We underestimate the value of our printed photographs these days.
My wife, Risa, and I have lived in the same house for almost 46 years. Recently, we had our home painted. We have photos strewn all over the house. Most are now on the floor as we decide whether to put them back where they have been for years or tuck them into albums. I glance often at the readily visible ones, but the effort to hang them seems daunting.
When our children and grandkids come to the house, I notice them searching for the missing photos. They are riveted by the bulletin boards still hanging, plastered with pictures of family history.
At Graff-Pinkert in Oak Forest, we have collected the photos of a business lifetime, many of which have been buried on a soon-to-be-vacated mezzanine. We will be moving the company to a new building in a few months, and only the most precious ones will be retained. I look at some of the photos every day, and they energize me.

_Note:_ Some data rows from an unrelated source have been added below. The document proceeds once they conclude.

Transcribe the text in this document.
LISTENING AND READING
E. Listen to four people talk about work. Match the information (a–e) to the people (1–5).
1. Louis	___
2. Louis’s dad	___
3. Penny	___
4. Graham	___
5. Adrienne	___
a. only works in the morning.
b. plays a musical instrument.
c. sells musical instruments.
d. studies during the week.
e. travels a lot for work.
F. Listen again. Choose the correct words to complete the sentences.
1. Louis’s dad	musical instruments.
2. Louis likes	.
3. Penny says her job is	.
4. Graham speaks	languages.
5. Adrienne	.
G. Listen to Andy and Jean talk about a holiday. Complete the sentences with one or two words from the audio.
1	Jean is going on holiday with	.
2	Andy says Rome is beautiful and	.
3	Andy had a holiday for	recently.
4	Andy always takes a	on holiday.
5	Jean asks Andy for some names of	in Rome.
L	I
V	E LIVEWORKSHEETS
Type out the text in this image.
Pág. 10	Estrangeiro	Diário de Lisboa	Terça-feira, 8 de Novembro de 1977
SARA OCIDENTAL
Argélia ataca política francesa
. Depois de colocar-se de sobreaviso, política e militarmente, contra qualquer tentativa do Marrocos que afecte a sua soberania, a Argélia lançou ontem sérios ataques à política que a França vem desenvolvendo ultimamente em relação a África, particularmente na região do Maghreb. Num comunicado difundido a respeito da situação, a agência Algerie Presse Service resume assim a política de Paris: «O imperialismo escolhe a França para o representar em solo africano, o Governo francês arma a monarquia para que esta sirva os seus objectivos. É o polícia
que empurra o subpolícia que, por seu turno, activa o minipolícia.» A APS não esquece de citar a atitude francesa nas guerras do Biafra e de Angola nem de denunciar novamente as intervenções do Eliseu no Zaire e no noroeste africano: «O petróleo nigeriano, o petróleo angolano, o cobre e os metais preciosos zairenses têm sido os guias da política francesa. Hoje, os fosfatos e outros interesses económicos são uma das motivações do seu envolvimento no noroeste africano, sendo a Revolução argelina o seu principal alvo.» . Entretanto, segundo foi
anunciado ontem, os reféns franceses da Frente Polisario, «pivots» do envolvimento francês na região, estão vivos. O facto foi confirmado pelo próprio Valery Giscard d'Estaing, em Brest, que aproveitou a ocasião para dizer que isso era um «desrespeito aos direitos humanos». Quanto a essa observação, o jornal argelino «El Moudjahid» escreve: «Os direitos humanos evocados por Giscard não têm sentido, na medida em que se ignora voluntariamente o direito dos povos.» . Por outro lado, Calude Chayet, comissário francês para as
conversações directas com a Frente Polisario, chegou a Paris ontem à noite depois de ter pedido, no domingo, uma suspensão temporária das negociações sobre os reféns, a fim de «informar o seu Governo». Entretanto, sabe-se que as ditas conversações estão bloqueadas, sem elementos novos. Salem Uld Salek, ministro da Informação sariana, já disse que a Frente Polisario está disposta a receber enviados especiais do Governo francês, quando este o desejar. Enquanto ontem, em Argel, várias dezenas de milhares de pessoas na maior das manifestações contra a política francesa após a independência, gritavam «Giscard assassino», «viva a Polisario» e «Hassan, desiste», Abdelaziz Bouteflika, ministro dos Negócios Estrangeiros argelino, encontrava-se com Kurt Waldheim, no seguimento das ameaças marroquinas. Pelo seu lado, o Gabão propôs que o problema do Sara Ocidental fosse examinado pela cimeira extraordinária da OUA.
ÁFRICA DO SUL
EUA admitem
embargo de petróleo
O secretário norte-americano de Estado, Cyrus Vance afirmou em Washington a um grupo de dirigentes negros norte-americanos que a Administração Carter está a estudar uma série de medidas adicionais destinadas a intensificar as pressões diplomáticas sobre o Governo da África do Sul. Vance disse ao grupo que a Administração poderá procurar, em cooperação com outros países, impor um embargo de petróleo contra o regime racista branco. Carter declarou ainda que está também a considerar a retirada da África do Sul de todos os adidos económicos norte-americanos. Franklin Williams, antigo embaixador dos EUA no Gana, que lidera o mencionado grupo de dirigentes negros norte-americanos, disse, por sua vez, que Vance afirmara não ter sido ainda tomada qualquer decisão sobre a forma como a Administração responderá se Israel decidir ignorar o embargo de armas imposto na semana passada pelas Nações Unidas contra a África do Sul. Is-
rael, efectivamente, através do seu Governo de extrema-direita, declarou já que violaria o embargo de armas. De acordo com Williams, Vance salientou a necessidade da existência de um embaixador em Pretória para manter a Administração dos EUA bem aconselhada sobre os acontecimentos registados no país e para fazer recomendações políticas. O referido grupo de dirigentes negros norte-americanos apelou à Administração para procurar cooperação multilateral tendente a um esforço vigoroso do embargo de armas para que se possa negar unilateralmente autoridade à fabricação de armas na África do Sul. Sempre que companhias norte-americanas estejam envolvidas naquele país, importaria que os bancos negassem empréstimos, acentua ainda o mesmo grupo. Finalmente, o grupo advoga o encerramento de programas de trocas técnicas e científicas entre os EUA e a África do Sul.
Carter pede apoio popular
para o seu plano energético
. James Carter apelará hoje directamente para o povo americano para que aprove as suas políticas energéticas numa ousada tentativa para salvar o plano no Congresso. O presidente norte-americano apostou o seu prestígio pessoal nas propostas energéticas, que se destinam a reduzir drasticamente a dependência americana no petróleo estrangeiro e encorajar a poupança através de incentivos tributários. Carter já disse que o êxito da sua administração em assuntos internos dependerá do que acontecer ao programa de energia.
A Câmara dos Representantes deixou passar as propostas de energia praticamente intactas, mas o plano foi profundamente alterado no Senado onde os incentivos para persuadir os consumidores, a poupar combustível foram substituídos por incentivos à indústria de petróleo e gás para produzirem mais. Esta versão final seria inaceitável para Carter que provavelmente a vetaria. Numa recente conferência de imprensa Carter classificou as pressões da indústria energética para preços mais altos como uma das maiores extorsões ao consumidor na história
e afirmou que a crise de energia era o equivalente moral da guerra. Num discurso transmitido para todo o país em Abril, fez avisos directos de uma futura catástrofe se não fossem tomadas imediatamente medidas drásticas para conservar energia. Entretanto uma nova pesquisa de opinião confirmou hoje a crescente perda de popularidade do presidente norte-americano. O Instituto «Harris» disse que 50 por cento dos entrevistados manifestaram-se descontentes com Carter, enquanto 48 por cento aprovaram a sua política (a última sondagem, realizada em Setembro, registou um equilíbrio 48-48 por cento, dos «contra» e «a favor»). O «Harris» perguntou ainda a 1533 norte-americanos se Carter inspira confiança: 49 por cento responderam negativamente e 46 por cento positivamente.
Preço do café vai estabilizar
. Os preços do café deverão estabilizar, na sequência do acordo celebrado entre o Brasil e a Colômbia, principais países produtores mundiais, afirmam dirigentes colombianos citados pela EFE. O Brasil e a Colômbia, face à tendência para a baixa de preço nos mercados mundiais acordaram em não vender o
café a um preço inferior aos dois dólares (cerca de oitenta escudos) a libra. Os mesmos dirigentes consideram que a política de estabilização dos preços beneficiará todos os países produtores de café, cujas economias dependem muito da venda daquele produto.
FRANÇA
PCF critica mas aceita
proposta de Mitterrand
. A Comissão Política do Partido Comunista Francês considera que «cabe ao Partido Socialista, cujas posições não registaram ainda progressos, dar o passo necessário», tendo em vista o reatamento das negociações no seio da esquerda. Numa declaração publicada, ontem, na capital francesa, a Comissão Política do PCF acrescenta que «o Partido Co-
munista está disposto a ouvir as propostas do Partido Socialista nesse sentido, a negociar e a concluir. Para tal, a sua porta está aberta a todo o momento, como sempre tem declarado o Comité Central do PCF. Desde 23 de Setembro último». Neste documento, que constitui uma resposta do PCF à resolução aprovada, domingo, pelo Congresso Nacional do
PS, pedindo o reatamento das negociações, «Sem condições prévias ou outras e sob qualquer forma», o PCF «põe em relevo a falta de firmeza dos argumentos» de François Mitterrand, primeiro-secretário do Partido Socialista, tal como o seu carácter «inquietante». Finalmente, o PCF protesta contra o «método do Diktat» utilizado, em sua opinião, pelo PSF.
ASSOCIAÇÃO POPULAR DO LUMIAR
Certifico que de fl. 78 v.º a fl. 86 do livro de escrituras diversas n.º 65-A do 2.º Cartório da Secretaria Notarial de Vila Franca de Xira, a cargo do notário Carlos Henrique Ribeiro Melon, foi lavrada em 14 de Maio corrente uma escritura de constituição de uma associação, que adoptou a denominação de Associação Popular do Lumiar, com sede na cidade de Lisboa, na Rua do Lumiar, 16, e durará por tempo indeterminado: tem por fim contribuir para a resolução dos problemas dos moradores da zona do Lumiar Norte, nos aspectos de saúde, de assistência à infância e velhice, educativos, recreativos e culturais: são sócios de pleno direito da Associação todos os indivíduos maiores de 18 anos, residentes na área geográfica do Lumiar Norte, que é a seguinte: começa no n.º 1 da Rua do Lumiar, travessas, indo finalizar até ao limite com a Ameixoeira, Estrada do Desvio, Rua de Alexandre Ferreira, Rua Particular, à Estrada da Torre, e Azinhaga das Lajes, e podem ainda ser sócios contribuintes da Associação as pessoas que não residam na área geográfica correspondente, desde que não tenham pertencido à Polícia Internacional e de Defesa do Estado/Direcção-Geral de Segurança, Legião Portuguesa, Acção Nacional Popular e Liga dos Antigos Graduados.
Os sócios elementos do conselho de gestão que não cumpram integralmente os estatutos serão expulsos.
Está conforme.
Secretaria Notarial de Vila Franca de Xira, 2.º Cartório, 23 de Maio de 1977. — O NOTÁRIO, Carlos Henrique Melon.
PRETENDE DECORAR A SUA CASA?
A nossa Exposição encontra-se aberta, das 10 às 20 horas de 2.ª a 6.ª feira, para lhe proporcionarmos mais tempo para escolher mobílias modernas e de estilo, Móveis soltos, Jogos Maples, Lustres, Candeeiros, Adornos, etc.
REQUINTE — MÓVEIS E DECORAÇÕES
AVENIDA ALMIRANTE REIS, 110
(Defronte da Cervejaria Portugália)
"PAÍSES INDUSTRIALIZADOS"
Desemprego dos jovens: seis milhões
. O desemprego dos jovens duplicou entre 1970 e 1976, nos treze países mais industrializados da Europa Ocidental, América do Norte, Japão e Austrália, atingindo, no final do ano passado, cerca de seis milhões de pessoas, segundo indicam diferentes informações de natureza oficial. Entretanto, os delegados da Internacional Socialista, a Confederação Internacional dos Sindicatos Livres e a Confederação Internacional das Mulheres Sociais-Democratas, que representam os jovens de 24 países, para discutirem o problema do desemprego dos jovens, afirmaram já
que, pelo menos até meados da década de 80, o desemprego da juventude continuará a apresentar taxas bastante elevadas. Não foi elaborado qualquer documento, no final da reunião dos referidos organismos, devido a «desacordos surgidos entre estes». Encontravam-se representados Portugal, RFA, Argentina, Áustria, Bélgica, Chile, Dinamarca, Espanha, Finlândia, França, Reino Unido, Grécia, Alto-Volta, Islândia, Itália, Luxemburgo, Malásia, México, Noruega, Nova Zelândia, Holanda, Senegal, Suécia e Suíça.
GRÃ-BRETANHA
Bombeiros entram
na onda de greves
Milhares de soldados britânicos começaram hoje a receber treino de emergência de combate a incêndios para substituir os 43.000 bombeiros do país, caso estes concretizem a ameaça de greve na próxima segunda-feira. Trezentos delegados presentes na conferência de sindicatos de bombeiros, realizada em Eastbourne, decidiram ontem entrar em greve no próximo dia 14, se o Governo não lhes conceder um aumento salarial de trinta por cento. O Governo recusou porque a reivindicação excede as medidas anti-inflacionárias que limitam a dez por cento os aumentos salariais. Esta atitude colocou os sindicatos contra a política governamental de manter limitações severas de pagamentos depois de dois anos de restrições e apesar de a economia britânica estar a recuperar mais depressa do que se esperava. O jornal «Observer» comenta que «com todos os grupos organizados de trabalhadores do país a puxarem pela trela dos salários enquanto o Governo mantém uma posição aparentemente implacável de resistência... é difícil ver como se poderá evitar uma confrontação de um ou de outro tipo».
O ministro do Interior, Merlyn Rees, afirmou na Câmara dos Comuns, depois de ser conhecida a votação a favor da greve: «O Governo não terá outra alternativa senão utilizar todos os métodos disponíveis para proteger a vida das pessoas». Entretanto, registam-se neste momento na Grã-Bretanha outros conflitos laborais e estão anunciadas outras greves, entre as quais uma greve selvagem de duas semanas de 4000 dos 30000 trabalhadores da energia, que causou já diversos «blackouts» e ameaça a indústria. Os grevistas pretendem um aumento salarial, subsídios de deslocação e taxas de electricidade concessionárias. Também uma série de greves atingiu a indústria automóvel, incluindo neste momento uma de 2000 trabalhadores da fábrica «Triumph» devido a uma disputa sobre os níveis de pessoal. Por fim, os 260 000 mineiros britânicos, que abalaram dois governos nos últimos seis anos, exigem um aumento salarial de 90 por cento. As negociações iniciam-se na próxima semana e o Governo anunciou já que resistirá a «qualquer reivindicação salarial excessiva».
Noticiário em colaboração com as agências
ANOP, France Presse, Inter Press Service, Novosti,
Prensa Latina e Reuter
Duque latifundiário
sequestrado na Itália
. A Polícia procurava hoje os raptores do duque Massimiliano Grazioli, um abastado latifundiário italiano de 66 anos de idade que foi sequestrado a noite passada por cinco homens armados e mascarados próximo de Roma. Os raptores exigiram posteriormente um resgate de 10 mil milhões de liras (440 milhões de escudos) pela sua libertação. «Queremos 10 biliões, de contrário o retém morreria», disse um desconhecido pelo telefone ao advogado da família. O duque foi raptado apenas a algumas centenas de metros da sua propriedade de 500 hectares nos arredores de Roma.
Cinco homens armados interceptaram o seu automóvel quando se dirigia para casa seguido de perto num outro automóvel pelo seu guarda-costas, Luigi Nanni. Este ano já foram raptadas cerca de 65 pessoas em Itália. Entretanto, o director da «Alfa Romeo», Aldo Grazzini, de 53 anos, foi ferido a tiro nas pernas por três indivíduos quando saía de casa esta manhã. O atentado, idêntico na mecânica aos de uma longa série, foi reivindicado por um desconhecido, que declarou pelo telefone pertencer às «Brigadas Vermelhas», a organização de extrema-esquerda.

A few weeks ago, our former office manager during many of my formative years at Graff-Pinkert died at 95. I loved being around her. I searched for a photo that would bring her face to my memory and featured it in a blog. It is still out on my sloppy desk, and I relish looking at it during a busy day.
I have a variety of photos from recent vacations lying fallow on my iPhone. They have less meaning than the old black and white pictures gradually going back up on the walls of my home. The photos which make the cut to reach family collages, bulletin boards, and precious refrigerator inches are a lifetime retold. I virtually never pry open an album, but the eye-level photographs are viewed daily. They nourish me.
Another photo has been sitting on my desk of my daughter Sarah and her husband wearing Cubs garb with a sign saying “The Best Thing Ever.” They brought it to a World Series game at Wrigley Field. They had flown in from California to take advantage of tickets given to them by a friend. The ecstasy of that photo taken on a chili October day will live forever in my memory.
These kinds of photos punctuate my days.
Not all of my valued photos are family ones. For years in our office, I had a famous print of readers combing the shelves of a bombed-out London bookstore in 1941. Amongst fallen walls, after a German air assault, they pour over the titles.
As I dealt with the petty problems of a used machinery dealer, I would look at that photo of cherishing ideas amidst ruins. It was a picture of never giving up. Despite war and decimation, ideas live on.
Images too.
Preserve your photos. Hold on to life.
Question: What is your favorite photo?
5 Comments
Thanks for a good time.
Mine caught siblings and parents laughing around grandparents’ table, dad in dungarees and t-shirt after a summer day grinding tools at GE, mom after a day raising that gang in the upstairs and back yard of her parents’ house, grandpa eating spuds and grandma behind the camera. 1964.
I have a photo I love on a bulletin board. It was taken after a softball game in a local league. My friend Jerry, and two younger twins I had known since they were three, and me, of course. We all had hot dogs in our mouths resembling half used cigars. We looked like joyous softball winners should look.
I think we won the league championship that year. Don’t ever lose that photo.
Jerry, your memory may be imperfect but I love the comment.
We don’t get photos any more now in the digital world like we did when we took the film to the drug store to get the film developed. It is all stored on the computer!!!!!!!!!! The computer gets old and the hard drive goes bad, and the pics are lost forever.